PatchSiren cyber security CVE debrief
CVE-2026-44753 SAP_SE CVE debrief
SAP HANA Database user self-service tools allow an unauthenticated user to send specially crafted requests that produce distinguishable responses. This enables enumeration of valid user accounts and email addresses. Successful exploitation could allow the attacker to enumerate valid user accounts, resulting in low impact on confidentiality, with no impact on integrity and availability of the application. The vulnerability has been assigned a CVSS score of 3.7, indicating a low severity.
- Vendor
- SAP_SE
- Product
- SAP HANA Extended Application Services classic model (User Self Service)
- CVSS
- LOW 3.7
- CISA KEV
- Not listed in stored evidence
- Original CVE published
- 2026-07-14
- Original CVE updated
- 2026-07-14
- Advisory published
- 2026-07-14
- Advisory updated
- 2026-07-14
Who should care
Security teams and administrators responsible for SAP HANA Database systems should be aware of this vulnerability and take steps to mitigate it. They should review and apply vendor patches or updates, implement compensating controls, conduct inventory checks to identify affected systems, and consider disabling user self-service tools if not required. Additionally, they should monitor and track exceptions, and retest remediated assets to ensure that the vulnerability is properly addressed.
Technical summary
The vulnerability exists in the user self-service tools of SAP HANA Database. An unauthenticated user can send specially crafted requests that produce distinguishable responses, allowing for the enumeration of valid user accounts and email addresses. The CVSS score for this vulnerability is 3.7, indicating a low severity. The vulnerability has been assigned a CVSS vector of CVSS:3.1/AV:N/AC:H/PR:N/UI:N/S:U/C:L/I:N/A:N. The vulnerability can be mitigated by applying vendor patches or updates, implementing compensating controls, and conducting inventory checks to identify affected systems.
Defensive priority
Low priority, as the impact on confidentiality is low and there is no impact on integrity and availability.

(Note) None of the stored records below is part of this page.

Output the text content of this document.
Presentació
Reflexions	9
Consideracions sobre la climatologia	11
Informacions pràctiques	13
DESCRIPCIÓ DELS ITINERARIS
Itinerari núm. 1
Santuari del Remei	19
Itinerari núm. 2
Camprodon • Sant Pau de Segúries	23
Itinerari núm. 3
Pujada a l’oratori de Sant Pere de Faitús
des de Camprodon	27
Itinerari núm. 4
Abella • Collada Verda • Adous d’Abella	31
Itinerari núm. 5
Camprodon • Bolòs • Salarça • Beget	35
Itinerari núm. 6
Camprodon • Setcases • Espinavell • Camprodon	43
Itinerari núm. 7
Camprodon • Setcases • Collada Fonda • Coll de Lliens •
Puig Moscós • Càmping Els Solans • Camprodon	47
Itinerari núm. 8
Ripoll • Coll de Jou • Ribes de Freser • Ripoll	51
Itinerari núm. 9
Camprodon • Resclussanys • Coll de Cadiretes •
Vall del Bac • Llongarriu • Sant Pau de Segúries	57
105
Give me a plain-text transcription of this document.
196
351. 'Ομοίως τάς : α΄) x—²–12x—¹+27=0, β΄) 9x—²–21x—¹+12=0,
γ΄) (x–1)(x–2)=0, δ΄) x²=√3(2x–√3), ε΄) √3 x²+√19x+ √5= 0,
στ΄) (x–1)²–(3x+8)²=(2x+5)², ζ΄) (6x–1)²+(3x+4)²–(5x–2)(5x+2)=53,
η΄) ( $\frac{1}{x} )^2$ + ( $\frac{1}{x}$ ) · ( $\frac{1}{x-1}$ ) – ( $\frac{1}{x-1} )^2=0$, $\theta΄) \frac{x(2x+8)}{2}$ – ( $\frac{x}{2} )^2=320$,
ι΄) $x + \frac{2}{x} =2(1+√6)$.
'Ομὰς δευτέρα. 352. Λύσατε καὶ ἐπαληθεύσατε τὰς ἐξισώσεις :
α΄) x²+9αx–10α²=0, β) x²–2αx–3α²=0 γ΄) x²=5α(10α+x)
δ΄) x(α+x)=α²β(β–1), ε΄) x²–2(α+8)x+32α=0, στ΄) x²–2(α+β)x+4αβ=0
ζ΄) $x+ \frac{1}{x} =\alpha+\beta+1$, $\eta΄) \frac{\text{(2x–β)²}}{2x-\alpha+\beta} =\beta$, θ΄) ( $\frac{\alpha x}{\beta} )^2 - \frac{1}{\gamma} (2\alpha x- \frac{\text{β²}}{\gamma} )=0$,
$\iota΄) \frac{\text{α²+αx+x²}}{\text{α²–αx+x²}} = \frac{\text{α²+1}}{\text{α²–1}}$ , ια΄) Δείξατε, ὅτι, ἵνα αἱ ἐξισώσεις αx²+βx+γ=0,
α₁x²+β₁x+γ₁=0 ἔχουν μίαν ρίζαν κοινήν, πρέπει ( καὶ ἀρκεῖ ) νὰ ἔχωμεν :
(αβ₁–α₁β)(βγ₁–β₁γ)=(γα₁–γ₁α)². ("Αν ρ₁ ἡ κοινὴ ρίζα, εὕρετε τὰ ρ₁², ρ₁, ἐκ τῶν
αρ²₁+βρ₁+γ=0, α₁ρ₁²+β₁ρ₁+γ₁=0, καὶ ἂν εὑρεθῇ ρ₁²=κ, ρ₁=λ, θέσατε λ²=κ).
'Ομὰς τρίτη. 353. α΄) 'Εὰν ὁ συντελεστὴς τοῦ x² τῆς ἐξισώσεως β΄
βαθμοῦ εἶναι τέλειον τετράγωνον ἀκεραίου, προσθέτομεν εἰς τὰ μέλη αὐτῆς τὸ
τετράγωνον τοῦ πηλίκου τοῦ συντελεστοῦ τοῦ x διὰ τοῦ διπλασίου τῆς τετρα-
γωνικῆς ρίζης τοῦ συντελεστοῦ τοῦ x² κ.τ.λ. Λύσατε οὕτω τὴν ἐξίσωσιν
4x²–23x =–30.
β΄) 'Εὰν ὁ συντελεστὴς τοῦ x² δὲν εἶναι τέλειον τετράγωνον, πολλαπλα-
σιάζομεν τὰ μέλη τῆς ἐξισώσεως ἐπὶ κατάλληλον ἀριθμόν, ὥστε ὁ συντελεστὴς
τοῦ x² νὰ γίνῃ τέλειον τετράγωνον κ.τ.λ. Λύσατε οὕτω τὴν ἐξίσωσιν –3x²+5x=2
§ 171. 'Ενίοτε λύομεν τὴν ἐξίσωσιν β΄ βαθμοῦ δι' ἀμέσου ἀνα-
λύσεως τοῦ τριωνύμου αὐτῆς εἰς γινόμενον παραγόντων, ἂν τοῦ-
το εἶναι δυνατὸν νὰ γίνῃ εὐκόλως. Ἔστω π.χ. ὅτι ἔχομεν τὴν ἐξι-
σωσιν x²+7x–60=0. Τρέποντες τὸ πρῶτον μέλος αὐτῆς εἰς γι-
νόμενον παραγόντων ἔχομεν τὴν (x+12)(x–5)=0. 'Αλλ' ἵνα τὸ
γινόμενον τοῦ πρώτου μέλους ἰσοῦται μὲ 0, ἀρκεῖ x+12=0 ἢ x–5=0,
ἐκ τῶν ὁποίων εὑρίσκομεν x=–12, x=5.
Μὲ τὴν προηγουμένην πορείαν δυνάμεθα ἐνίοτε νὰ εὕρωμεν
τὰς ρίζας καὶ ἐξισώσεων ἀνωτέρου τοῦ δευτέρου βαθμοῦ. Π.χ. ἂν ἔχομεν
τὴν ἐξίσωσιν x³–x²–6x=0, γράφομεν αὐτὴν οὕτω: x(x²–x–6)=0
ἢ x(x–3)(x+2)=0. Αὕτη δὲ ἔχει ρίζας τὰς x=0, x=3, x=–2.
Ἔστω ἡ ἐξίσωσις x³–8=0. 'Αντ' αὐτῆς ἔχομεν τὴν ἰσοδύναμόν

Recommended defensive actions
- Review and apply vendor patches or updates
- Implement compensating controls, such as monitoring and exception tracking
- Conduct inventory checks to identify affected systems
- Consider disabling user self-service tools if not required
- Confirm whether affected product deployments exist in managed environments and assign an owner for follow-up
- Review the supplied official advisory or CVE record to validate affected scope, severity, and vendor guidance
- Plan vendor-supported updates or mitigations through normal change control where exposure is confirmed
Evidence notes
The CVE record was published on 2026-07-14T01:16:17.683Z and has not been modified since then. The NVD entry is currently receiving updates. SAP has provided references for this vulnerability, including note 3732522 and a security patch day URL. The vulnerability exists in the user self-service tools of SAP HANA Database, and an unauthenticated user can send specially crafted requests that produce distinguishable responses, allowing for the enumeration of valid user accounts and email addresses.
Official resources
AI-assisted PatchSiren debrief based on the supplied source corpus. The CVE record was published on 2026-07-14T01:16:17.683Z and has not been modified since then. The NVD entry is currently receiving updates.